Sou nascido e criado no bairro da Curva, onde residi até os 20 anos, mudando-me em 1966 para Perus, em função da aposentadoria de meu pai.

Trabalhei na Melhoramentos por pouco tempo, pois em função dos estudos e de uma boa chance que apareceu, passei a trabalhar na cidade de São Paulo, coisa que muitos jovens da minha época fizeram naquele período. Trabalhar “na cidade” passou a ser uma boa alternativa, em função da proximidade das escolas técnicas e de engenharia.

A Curva, para quem não conheceu, era uma vila a 1,5km da Fábrica de Papel em direção a Caieiras, junto aos trilhos da ferrovia da CMSP, que ali fazia realmente uma “curva” em 180 graus. Era formada por 16 casas, divididas em 3 grupos: 1 grupo de 2 casas bem no alto da vila, e mais dois grupos em “L”, com 6 casas cada.

Tive realmente uma infancia privilegiada, e passava boa parte do dia comendo ingás e araticuns (ou fruta do conde). Via de regra, eu passava o dia quase sempre na “Séde”, ou seja, no clube do CRM, onde era grande a quantidade de árvores frutíferas.

Aos 6,5 anos de idade entrei na escola. Minha professora da 1ª à 3ª série foi a Dna. Marina, e o professor da 4ª foi o Sr. Antonio, homem extremamente enérgico, difícil de se imaginar nos dias de hoje.

Sinto saudades do “Alfredo Weisflog”, cujo prédio pelo que sei, foi mantido.

Meu pai, o Lucio, trabalhou a vida toda na CMSP, como operador de holandeza. Acabei herdando o gosto pelo trabalho no ramo do papel, e hoje sou consultor em indústrias papeleiras, depois de trabalhar quase 25 anos na Voith, no Jaraguá.

Também em função de ter morado 20 anos ao lado da ferrovia da CMSP, acabei “contraindo” uma paixão muito grande pelo transporte ferroviário, e hoje curto muito o tema, seja por ferrovias em escala real, ou através de miniaturas, o hobby chamado de ferreomodelismo.
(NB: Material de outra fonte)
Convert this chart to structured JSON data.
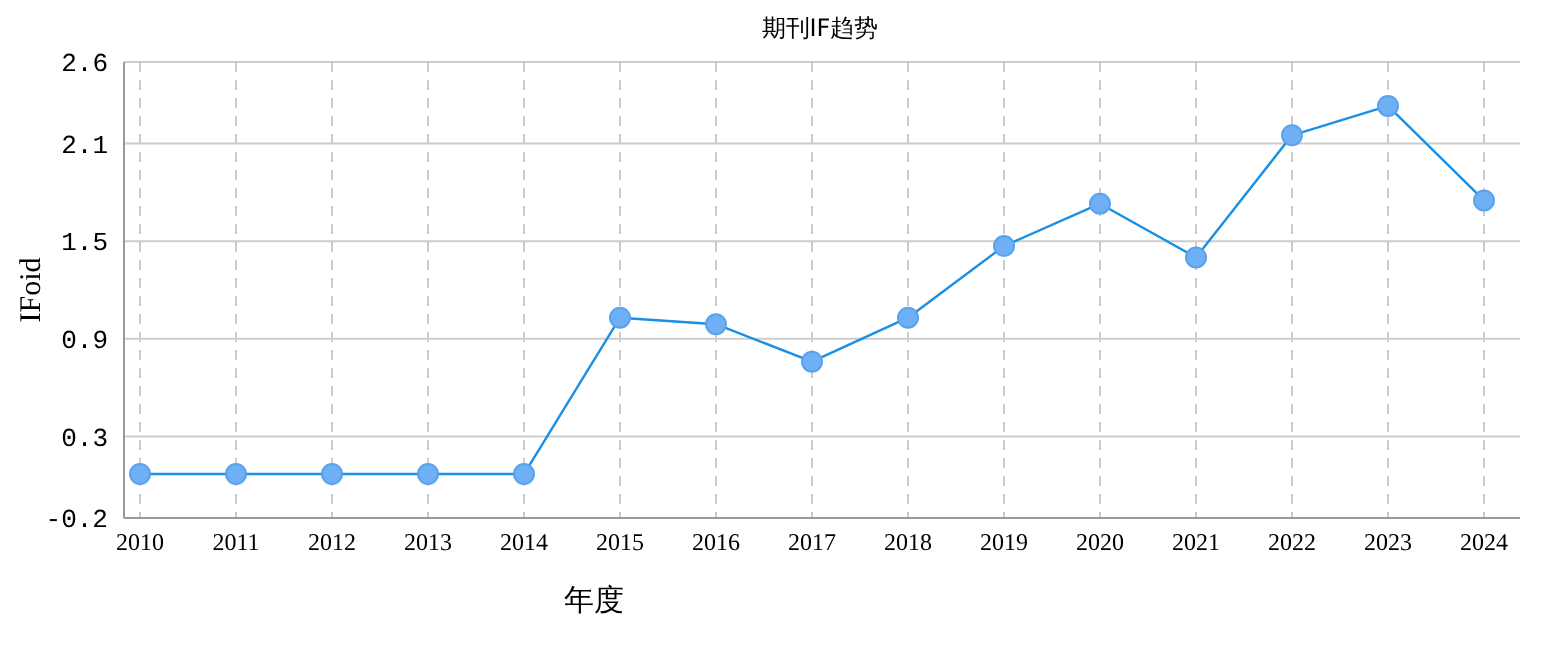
{
  "chart_data": {
    "type": "line",
    "title": "期刊IF趋势",
    "xlabel": "年度",
    "ylabel": "IFoid",
    "categories": [
      "2010",
      "2011",
      "2012",
      "2013",
      "2014",
      "2015",
      "2016",
      "2017",
      "2018",
      "2019",
      "2020",
      "2021",
      "2022",
      "2023",
      "2024"
    ],
    "series": [
      {
        "color": "#1a8fe3",
        "values": [
          0.07,
          0.07,
          0.07,
          0.07,
          0.07,
          1.03,
          0.99,
          0.76,
          1.03,
          1.47,
          1.73,
          1.4,
          2.15,
          2.33,
          1.75
        ]
      }
    ],
    "ylim": [
      -0.2,
      2.6
    ],
    "yticks": [
      -0.2,
      0.3,
      0.9,
      1.5,
      2.1,
      2.6
    ],
    "grid": true,
    "marker": "circle",
    "line_style": "solid"
  }
}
Quando não estava no mato ou no CRM, gostava de ficar na “área” de minha casa, para ver a “maquina” como era chamada, passar nos horários das escalas da fábrica e escritórios da CMSP. E não eram poucos os horários: o do pessoal que entrava às 06;00hs; do pessoal que entrava às 07:00hs; o horário do almoço dos escritórios; tinha o do pessoal que entrava às 14:00hs; o do pessoal que saía às 17:00hs (escritórios e oficinas); e o do pessoal que entrava às 22:00hs...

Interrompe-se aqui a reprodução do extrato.